With regard to the planned 500 MW of solar rooftop capacity, as of October 2019, 92.2 MW has already been set up, 179 MW is under construction, and survey works for another 228 MW of capacity are under way.
Of the 200 MW of wind power capacity planned by 2020-21, 103 MW of wind plants have already been established. These include a 10.5 MW plant at the Integral Coach Factory, Chennai, Tamil Nadu, a 26 MW plant at Jaisalmer, Rajasthan, and a 50.4 MW plant at Sangli district, Maharashtra (to meet traction loads), and another 6 MW plant at the same location to meet non-traction loads. With regard to solar-wind hybrid facilities, about 140 MW of plant capacity is at the tendering stage, as of October 2019.

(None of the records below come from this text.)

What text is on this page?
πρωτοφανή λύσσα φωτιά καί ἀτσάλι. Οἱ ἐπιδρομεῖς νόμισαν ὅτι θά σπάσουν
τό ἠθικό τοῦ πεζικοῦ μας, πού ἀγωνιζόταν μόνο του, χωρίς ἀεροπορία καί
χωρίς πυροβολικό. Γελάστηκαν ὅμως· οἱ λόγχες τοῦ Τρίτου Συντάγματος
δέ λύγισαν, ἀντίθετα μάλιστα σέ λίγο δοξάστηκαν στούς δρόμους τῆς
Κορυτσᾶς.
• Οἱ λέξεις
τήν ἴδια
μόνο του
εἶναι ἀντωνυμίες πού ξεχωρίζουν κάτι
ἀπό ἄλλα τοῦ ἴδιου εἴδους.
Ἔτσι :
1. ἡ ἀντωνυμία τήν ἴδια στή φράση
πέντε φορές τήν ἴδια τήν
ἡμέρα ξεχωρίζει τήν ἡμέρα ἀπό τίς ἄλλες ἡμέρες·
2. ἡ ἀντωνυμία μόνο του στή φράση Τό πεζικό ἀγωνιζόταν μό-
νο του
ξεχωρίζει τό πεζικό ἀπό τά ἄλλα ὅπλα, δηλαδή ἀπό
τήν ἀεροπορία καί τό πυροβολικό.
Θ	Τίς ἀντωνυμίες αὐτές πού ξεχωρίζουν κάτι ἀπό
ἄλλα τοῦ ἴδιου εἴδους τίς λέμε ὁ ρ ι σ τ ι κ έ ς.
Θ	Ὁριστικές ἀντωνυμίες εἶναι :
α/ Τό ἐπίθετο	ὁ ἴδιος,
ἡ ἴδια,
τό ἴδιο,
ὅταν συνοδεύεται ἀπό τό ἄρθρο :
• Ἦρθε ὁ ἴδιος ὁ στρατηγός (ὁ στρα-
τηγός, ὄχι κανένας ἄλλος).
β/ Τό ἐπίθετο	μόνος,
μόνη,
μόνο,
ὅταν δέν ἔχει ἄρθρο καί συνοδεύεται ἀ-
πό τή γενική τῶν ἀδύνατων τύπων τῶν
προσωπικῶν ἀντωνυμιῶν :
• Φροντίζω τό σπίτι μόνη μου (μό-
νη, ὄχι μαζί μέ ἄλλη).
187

Over the past five years, energy consumption for non-traction purposes has declined from 2.48 BUs to 2.27 BUs. This has been despite the increase in loads, including installation of lifts, escalators, etc. at many railway stations, as well as addition of railway assets on station buildings such as air-conditioned waiting rooms and new platforms. With regard to equipment use, only star-rated efficient equipment has been deployed. A major development in this regard has been the large-scale deployment of LED lights at stations (resulting in annual savings of Rs 500 million), as well as at service buildings, residential quarters, etc.
Further, energy audits are being conducted by IR, with the aim of accelerating energy savings. The lighting and air-conditioning loads in IR’s offices, colonies, workshops, sheds, etc. are being regularly monitored to reduce wastage. Pumping installations are also monitored to prevent water wastage/leakage. In addition, the separation of 70 per cent and 30 per cent lighting circuits on platforms is also being done at railway stations.
Reduction in traction energy is a cornerstone of the strategy. Induction of high horsepower (HP) energy efficient three-phase electric/ regenerative locomotives, electric multiple units and mainline electric multiple units are other important steps being taken by IR.
Since March 2016, IR has stopped the production of conventional locomotives. Production of diesel locomotives too has been stopped from March 2019. Deploying head-on-generation trains, monitoring of energy consumption by locomotives through microprocessor-based energy meters, shifting of more trains from diesel to electric traction, grounding of locomotives with a life of over 31 years, continuous monitoring of regeneration for each locomotive pilot, and plans to develop battery-cum-electricity operated 1,400-1,600 HP, 25 kV locomotives are other key initiatives being taken to reduce energy consumption and costs.
Further, IR has also issued directives for Energy Conservation Building Code compliance in new buildings as well as for redevelopment of existing station buildings.
IR is also a part of the Perform Achieve and Trade (PAT) programme under the Bureau of Energy Efficiency. Under the PAT Cycle II programme, 16 zonal railways and six production units have been included. IR expects to receive energy saving certificates or ESCerts to the tune of Rs 35 million. The overall energy efficiency programme of IR has been carried out in two phases – the first phase was implemented in 2016-17 and the second in 2018-19.
In the first phase, 250 energy efficiency opportunities were identified in 10 units (six production units and four workshops). IR has reported savings to the tune of Rs 73 million as a result of the efficiency measures. Significant energy efficiency potential has been assessed in the projects selected in the second phase.
IR’s electricity requirements will continue to grow in the future as it pursues greater electrification. Significant efforts are being made to save costs associated with the its energy consumption. More renewable energy projects are also being taken up to reduce dependence on conventional power. Notable progress has been witnessed and this is likely to continue in the years ahead. This certainly bodes well for the national carrier’s financial standing.